With a $4,600 Faculty Life and Development Grant from Lesley, Morimoto has begun to study the progress and effects of the land’s restoration. Through the grant he purchased trail cameras and birdsong recorders that he installed on the property in January. The footage proved livelier than Morimoto expected.

“The amount of wildlife is ridiculous,” he said. Cameras picked up photos and video of anteaters, tapirs, opossums, raccoons, deer, pacas, white-faced capuchin monkeys, a troop of peccaries and a family of ocelots.

A tree full of macaws
Macaw that used to fly over the property now come there to roost.

“It’s almost as if we need to put up traffic lights on our trails,” said Morimoto. “I already have enough data to look at individual movement patterns of these species. It’s just proof that humans and wildlife can create a sort of paradise.”

In additional to wildlife, Morimoto will track the growth of trees on the property, their carbon capture and the impact the project may have on climate change.

It’s only natural

Morimoto and the other members view the project as something that will be of benefit to wildlife and people and foster a mutually beneficial coexistence, a “reforestoration.”

David Morimoto selfie in the forest of Costa Rica
Dr. David Morimoto plans to visit the preserve at least once a year for the next decade to study the reforestation.

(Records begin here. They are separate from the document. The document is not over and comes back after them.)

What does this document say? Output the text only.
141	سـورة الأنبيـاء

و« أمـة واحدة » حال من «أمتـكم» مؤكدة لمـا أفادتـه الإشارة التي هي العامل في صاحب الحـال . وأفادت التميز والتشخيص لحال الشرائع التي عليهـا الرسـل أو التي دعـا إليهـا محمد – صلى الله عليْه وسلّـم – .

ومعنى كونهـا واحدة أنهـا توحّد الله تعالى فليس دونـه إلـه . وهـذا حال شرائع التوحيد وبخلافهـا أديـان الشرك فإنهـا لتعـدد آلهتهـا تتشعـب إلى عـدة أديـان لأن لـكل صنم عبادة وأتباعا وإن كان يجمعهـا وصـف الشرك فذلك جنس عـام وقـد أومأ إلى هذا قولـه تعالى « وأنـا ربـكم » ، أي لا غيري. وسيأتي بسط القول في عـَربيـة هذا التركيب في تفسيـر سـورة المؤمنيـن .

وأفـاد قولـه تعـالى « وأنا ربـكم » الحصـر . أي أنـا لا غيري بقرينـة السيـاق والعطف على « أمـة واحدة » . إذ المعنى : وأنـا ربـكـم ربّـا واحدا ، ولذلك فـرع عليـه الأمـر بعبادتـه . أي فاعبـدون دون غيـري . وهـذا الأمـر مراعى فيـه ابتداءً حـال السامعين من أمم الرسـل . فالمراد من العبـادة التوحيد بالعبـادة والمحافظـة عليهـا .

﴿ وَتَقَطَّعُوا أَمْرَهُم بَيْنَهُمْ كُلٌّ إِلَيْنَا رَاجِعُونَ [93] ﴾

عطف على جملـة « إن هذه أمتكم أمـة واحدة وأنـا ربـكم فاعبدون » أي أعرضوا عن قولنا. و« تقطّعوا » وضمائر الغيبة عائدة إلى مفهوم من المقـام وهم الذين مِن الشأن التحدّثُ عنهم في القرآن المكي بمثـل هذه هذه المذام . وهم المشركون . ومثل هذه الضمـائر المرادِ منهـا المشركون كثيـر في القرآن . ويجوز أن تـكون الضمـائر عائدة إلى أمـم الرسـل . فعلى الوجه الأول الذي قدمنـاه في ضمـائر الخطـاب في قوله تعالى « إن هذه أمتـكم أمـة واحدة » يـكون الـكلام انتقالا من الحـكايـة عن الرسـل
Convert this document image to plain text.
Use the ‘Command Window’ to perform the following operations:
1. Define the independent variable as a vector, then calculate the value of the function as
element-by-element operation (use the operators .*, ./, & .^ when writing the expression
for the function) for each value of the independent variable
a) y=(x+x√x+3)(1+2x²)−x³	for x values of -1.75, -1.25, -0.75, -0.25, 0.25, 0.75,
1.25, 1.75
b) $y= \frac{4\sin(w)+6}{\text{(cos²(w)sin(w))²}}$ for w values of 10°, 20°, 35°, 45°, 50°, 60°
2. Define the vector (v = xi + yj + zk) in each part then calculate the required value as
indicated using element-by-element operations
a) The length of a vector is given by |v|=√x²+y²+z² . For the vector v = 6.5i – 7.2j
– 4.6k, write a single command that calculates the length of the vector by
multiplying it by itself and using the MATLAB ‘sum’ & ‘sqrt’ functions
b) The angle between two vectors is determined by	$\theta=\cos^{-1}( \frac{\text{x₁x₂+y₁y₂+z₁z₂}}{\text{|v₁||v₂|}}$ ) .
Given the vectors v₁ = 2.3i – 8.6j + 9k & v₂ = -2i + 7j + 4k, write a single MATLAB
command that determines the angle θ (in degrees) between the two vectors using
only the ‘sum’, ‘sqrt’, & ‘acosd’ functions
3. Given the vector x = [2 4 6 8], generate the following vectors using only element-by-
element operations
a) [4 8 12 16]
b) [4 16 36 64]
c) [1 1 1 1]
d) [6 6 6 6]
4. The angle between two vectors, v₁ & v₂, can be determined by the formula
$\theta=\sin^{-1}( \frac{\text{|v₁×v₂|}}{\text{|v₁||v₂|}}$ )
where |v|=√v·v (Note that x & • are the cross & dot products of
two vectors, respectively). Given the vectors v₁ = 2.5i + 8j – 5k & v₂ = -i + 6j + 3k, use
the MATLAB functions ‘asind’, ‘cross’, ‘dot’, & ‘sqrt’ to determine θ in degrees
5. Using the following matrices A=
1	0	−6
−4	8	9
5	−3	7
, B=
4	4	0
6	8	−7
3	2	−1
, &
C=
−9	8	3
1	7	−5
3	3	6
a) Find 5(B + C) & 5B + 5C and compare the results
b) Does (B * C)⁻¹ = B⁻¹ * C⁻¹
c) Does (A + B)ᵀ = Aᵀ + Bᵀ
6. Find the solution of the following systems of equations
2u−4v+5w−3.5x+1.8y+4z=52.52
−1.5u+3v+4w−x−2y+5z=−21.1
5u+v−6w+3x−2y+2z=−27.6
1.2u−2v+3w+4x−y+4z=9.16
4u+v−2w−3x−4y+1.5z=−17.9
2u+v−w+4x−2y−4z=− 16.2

“We’re reforesting and we’re restoring, not just the forest and all of its wildlife but ourselves,” Morimoto says.

That has proven true in the scientist’s own life. Morimoto got his PhD more than 30 years ago, and the decline in the environment in the intervening years is a consistent source of discouragement.

“Earth Day 1990, we were thinking we were going to stop climate change,” he says.

A small boa constrictor wrapped around a twig.
Wildlife is never far away on the preserve, including a boa constrictor making itself at home at the open-air house on the property.

Yet, seeing nature’s swift reclamation of the trust’s land has given him a fresh perspective.

“I have more hope in my life after doing the research seeing how resilient nature is,” he says.

Morimoto plans to study the restoration for the next 10 years and envisions Lesley interns and colleagues visiting the property for data collection, education and research.